Between shopping for fares online, booking flights, and getting through an airport, there are a lot of touchpoints which are critical to an airline’s relationship with its customers. The biggest building block of this relationship is typically taking place through the airline’s customer service center.
That’s exactly why airlines are turning to machine learning tools and AI to make sure customer service requests, tickets, and queries get answered quickly and accurately. It’s a harsh reality, but for airlines, customer service is a fundamental gateway towards building or damaging their relationship with customers.
One expert from Astute Solutions, provider of call center technology to large brands, observes that upwards of 80 percent of customers that call in to get their ticket changed don’t end up doing so. Ticket changes, and many other services processes for airlines, often frustrate customers who give up and end up taking a hit in the wallet or end up dissatisfied and switching to another airline in the future.
Thankfully, some brands in the airline industry are leveraging technology to help expedite customer service requests, and expand the channels through which customers can connect with airlines. According to Deloitte, 62 percent of brands now view customer service as a competitive differentiator.
Part of the problem for airlines when it comes to rapid issue resolution is that there are so many people, departments, and touch-points for the myriad of issues that arise for passengers. A flight change might require a different agent with separate expertise than for other problems like lost baggage, or issues with frequent flyer miles. Traditionally, passengers had to navigate lengthy automated phone systems, or log email inquiries and wait to hear back while their email sits in a message queue for hours, if not days.
Thus far, scripted chatbots have provided some halfway solutions in terms of getting information to their customers, but successful use cases for scripted bots are still mostly limited to sending one-way notifications around flight updates or gate changes.
Forward-thinking airlines are embracing machine learning tools, which are trained on vast amounts of historical data to provide more accurate classification and routing of cases — to rapidly reduce the amount of time a given email has to sit in an agent queue or backlog. Over time, these AI tools also learn from specific patterns present in common support issues.
While scripted chatbots can be effective in pushing out immediate, automated responses and obeying simple logic, proper machine learning tools work alongside customer service agents to expedite resolutions. Agents get the benefits of automated classification, saving valuable time, and can see potential answers recommended by the AI model right on their screen, further accelerating response rates.

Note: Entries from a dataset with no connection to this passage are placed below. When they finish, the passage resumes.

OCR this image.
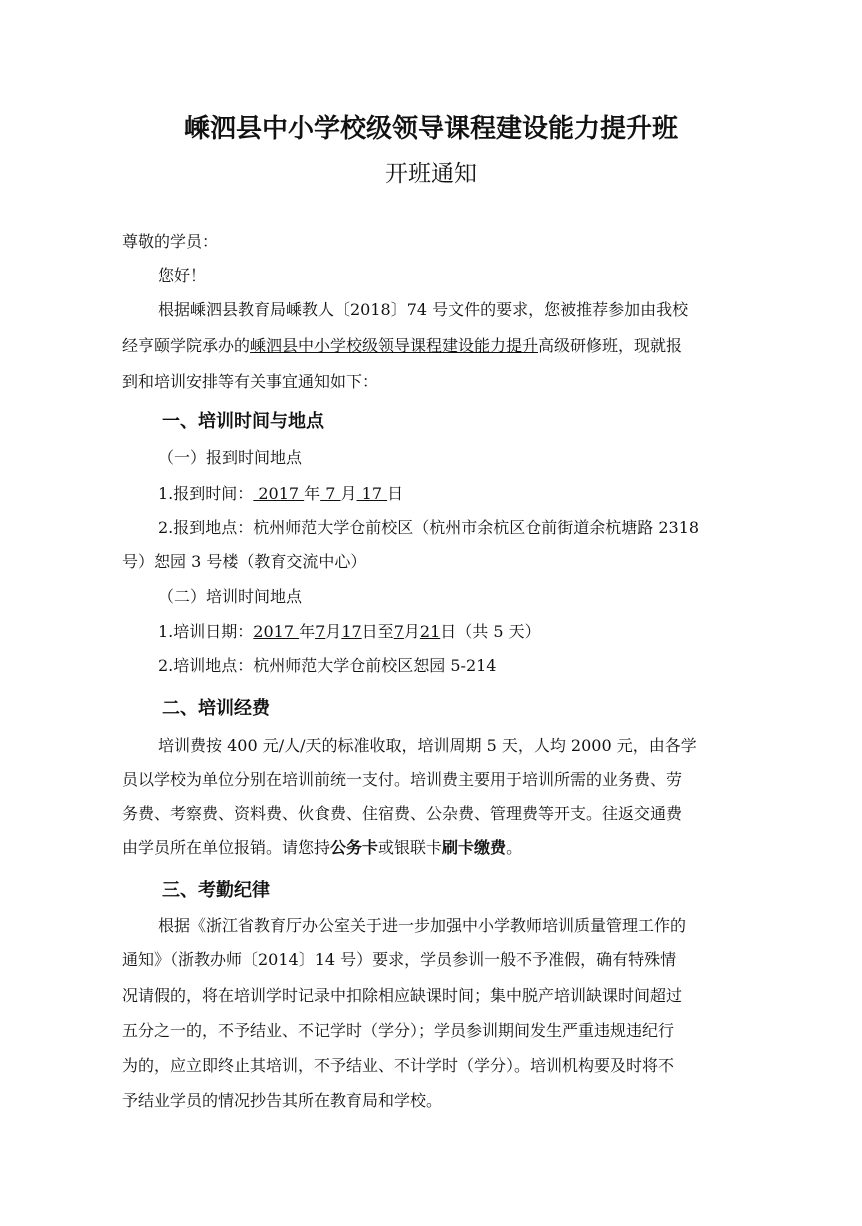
嵊泗县中小学校级领导课程建设能力提升班
开班通知
尊敬的学员：
您好！
根据嵊泗县教育局嵊教人〔2018〕74 号文件的要求，您被推荐参加由我校
经亨颐学院承办的嵊泗县中小学校级领导课程建设能力提升高级研修班，现就报
到和培训安排等有关事宜通知如下：
一、培训时间与地点
（一）报到时间地点
1.报到时间： 2017 年 7 月 17 日
2.报到地点：杭州师范大学仓前校区（杭州市余杭区仓前街道余杭塘路 2318
号）恕园 3 号楼（教育交流中心）
（二）培训时间地点
1.培训日期：2017 年7月17日至7月21日（共 5 天）
2.培训地点：杭州师范大学仓前校区恕园 5-214
二、培训经费
培训费按 400 元/人/天的标准收取，培训周期 5 天，人均 2000 元，由各学
员以学校为单位分别在培训前统一支付。培训费主要用于培训所需的业务费、劳
务费、考察费、资料费、伙食费、住宿费、公杂费、管理费等开支。往返交通费
由学员所在单位报销。请您持公务卡或银联卡刷卡缴费。
三、考勤纪律
根据《浙江省教育厅办公室关于进一步加强中小学教师培训质量管理工作的
通知》（浙教办师〔2014〕14 号）要求，学员参训一般不予准假，确有特殊情
况请假的，将在培训学时记录中扣除相应缺课时间；集中脱产培训缺课时间超过
五分之一的，不予结业、不记学时（学分）；学员参训期间发生严重违规违纪行
为的，应立即终止其培训，不予结业、不计学时（学分）。培训机构要及时将不
予结业学员的情况抄告其所在教育局和学校。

In this way, AI is seen by agents as an enabler, helping them discover better ways to expedite service resolutions. For example, agents that handle lost baggage requests will leverage an automated AI-sequence to collect necessary information from the passenger, including flight number, any connecting flights, and a description of the actual luggage, before diving in to solve their issue. Over time, agents will leverage machine learning tools to improve the overall process rapidly.
Integrating with Messaging Apps
Airline passengers are also turning to third-party messaging apps, such as WhatsApp, Facebook Messenger, and WeChat, to contact airlines for customer service. For instance, KLM Royal Dutch Airlines was the first airline to enable Facebook Messenger and Whatsapp for its customer service operation. As a result, customers have more convenient ways to connect with the airline for service related questions as well as other topics.
As messaging apps continue to grow, it is important for airlines to consider how they handle, route, and expedite requests they receive through these channels. To handle the subsequent increase in message volume, forward-thinking airlines are implementing machine learning and AI tools to streamline the support process and keep customers happy.
Customers are moving in just one direction: forward. To keep up with their growing set of expectations, tech-savvy brands are quickly adopting new channels and technologies to enhance their service offerings and enable their teams to perform at their best every single day.